NAND Manufacturers Consider Production Cuts to Boost Profitability
The landscape for NAND flash memory is shifting as manufacturers appear poised to reduce SSD production. This move aims to alleviate shortages while targeting profit margins that parallel those of their DRAM counterparts.
Challenges Ahead for the NAND Sector
The NAND industry faces a challenging period, particularly influenced by its close ties to the DRAM sector and the ongoing AI boom. Both memory types rely on the same suppliers, intensifying the competition for resources as companies strive to enhance profitability amidst rising demand.

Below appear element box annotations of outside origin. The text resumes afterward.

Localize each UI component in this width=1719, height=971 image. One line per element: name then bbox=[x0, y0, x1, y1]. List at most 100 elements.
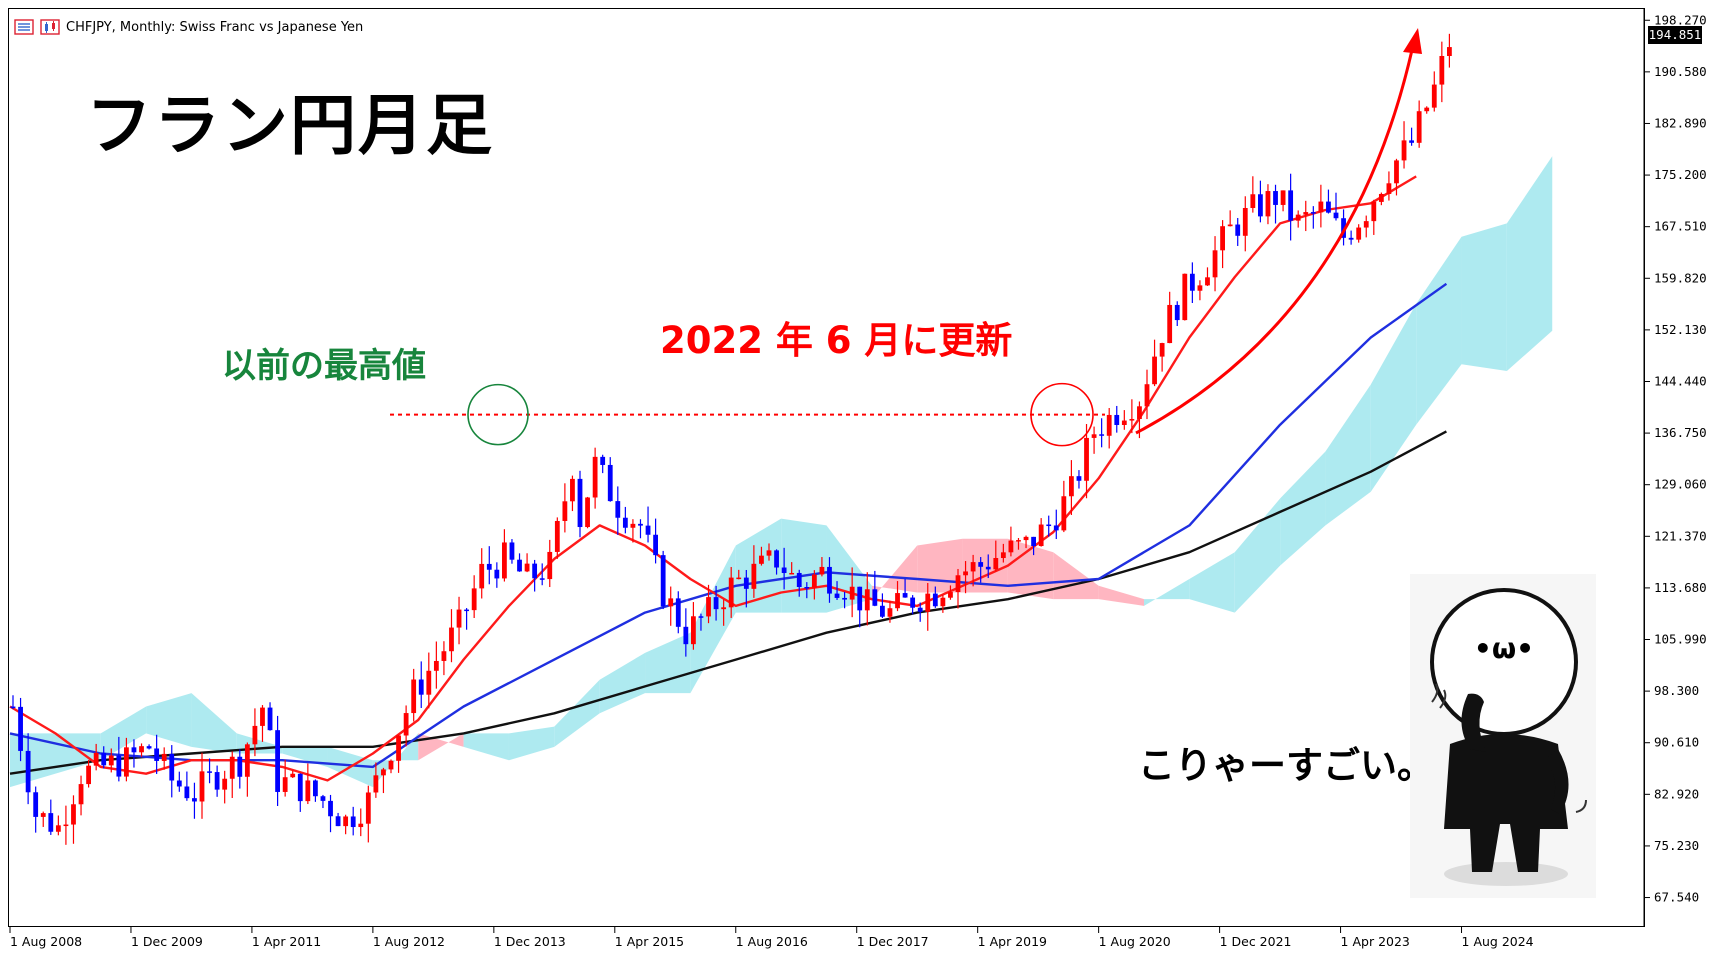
candle-body bbox=[955, 575, 961, 593]
cloud-segment bbox=[735, 518, 782, 613]
cloud-segment bbox=[690, 545, 736, 694]
cloud-segment bbox=[1506, 156, 1553, 372]
y-tick-label: 136.750 bbox=[1654, 425, 1707, 440]
candle-body bbox=[396, 735, 401, 761]
candle-body bbox=[1265, 191, 1271, 217]
y-tick-label: 167.510 bbox=[1654, 219, 1707, 234]
candle-body bbox=[1008, 540, 1014, 553]
candle-body bbox=[887, 608, 893, 617]
candle-body bbox=[350, 816, 356, 828]
candle-body bbox=[660, 555, 666, 607]
cloud-segment bbox=[1461, 223, 1507, 372]
candle-body bbox=[207, 771, 212, 773]
symbol-header: CHFJPY, Monthly: Swiss Franc vs Japanese… bbox=[14, 16, 363, 38]
candle-body bbox=[1363, 221, 1369, 228]
candle-body bbox=[872, 589, 878, 606]
candle-body bbox=[358, 823, 364, 828]
candle-body bbox=[1439, 55, 1445, 85]
candle-body bbox=[1401, 140, 1407, 161]
candle-chart-icon[interactable] bbox=[40, 19, 60, 35]
y-tick-label: 105.990 bbox=[1654, 632, 1707, 647]
candle-body bbox=[796, 572, 802, 588]
candle-body bbox=[1310, 212, 1316, 214]
comment-label: こりゃーすごい。 bbox=[1138, 744, 1434, 787]
candlesticks bbox=[10, 33, 1452, 845]
candle-body bbox=[1069, 476, 1074, 497]
x-tick-label: 1 Dec 2017 bbox=[857, 934, 929, 949]
candle-body bbox=[751, 563, 757, 589]
candle-body bbox=[1000, 552, 1006, 559]
candle-body bbox=[736, 577, 742, 580]
candle-body bbox=[71, 804, 76, 825]
cloud-segment bbox=[1325, 384, 1371, 526]
candle-body bbox=[1371, 201, 1377, 222]
y-tick-label: 190.580 bbox=[1654, 64, 1707, 79]
candle-body bbox=[600, 456, 606, 465]
candle-body bbox=[774, 550, 779, 568]
candle-body bbox=[267, 707, 273, 731]
list-icon[interactable] bbox=[14, 19, 34, 35]
candle-body bbox=[1431, 84, 1437, 108]
mascot-face: •ω• bbox=[1473, 632, 1535, 665]
candle-body bbox=[441, 651, 447, 661]
previous-high-label: 以前の最高値 bbox=[222, 346, 426, 386]
cloud-segment bbox=[10, 733, 101, 788]
candle-body bbox=[819, 566, 825, 575]
y-tick-label: 67.540 bbox=[1654, 890, 1699, 905]
y-tick-label: 152.130 bbox=[1654, 322, 1707, 337]
candle-body bbox=[1106, 414, 1112, 436]
current-price-tag: 194.851 bbox=[1648, 26, 1702, 44]
candle-body bbox=[811, 574, 817, 588]
y-tick-label: 82.920 bbox=[1654, 786, 1699, 801]
candle-body bbox=[365, 792, 371, 824]
candle-body bbox=[494, 569, 500, 579]
y-tick-label: 144.440 bbox=[1654, 373, 1707, 388]
y-tick-label: 75.230 bbox=[1654, 838, 1699, 853]
candle-body bbox=[222, 778, 228, 790]
trend-arrow-head bbox=[1403, 28, 1422, 54]
candle-body bbox=[539, 578, 545, 580]
candle-body bbox=[917, 607, 923, 612]
candle-body bbox=[1099, 434, 1105, 436]
cloud-segment bbox=[1144, 579, 1190, 606]
candle-body bbox=[827, 566, 832, 594]
candle-body bbox=[116, 755, 122, 777]
candle-body bbox=[1114, 414, 1120, 425]
candle-body bbox=[124, 747, 129, 777]
candle-body bbox=[759, 555, 764, 564]
candle-body bbox=[335, 816, 341, 827]
candle-body bbox=[630, 523, 636, 528]
candle-body bbox=[1159, 343, 1165, 357]
update-circle bbox=[1030, 382, 1094, 447]
cloud-segment bbox=[146, 693, 192, 747]
candle-body bbox=[925, 593, 931, 612]
candle-body bbox=[547, 551, 553, 580]
candle-body bbox=[1394, 160, 1399, 184]
candle-body bbox=[1053, 525, 1059, 531]
candle-body bbox=[849, 586, 855, 600]
candle-body bbox=[789, 572, 795, 575]
candle-body bbox=[1205, 277, 1210, 286]
candle-body bbox=[433, 660, 439, 671]
y-tick-label: 90.610 bbox=[1654, 735, 1699, 750]
x-tick-label: 1 Aug 2008 bbox=[10, 934, 82, 949]
candle-body bbox=[766, 550, 772, 556]
candle-body bbox=[615, 501, 621, 518]
annotation-markers bbox=[390, 28, 1422, 447]
candle-body bbox=[25, 750, 31, 793]
candle-body bbox=[464, 609, 469, 612]
candle-body bbox=[902, 593, 908, 598]
y-tick-label: 121.370 bbox=[1654, 528, 1707, 543]
candle-body bbox=[1137, 406, 1142, 419]
candle-body bbox=[305, 780, 311, 802]
thinking-mascot: •ω• bbox=[1410, 574, 1596, 898]
candle-body bbox=[668, 598, 674, 607]
cloud-segment bbox=[1189, 552, 1235, 613]
candle-body bbox=[403, 713, 409, 736]
candle-body bbox=[804, 587, 810, 589]
candle-body bbox=[1447, 47, 1452, 56]
candle-body bbox=[1129, 418, 1135, 421]
candle-body bbox=[373, 775, 379, 793]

NAND’s Role in the AI Supply Chain
This situation unfolds alongside the increasing importance of NAND chips within the AI supply chain. The introduction of NVIDIA’s ICMS platform has spotlighted the necessity of expanded KV cache for agentic AI systems, which require substantial context logs. Projections indicate that the Rubin platform alone could consume approximately 115.2 million TB of NAND storage by the year 2027, placing significant strain on the existing supply chain.

Implications of Reduced NAND Production
With the decision to cut back on NAND production, manufacturers are likely hoping to drive up contract prices. This strategy will ensure that the resources allocated to manufacturing yield maximum profitability. Major players in AI, including NVIDIA and AMD, have secured their NAND supply for several quarters. Consequently, consumers may bear the brunt of these changes, reminiscent of previous memory shortages experienced in the market.
Impact on SSD Pricing and Consumer Market
Recent months have already seen a substantial increase in SSD prices. As the demand for agentic systems continues to expand, the need for NAND platforms is expected to rise significantly. This situation could lead to a “supply squeeze, ”posing further threats to industry stability and availability for everyday consumers.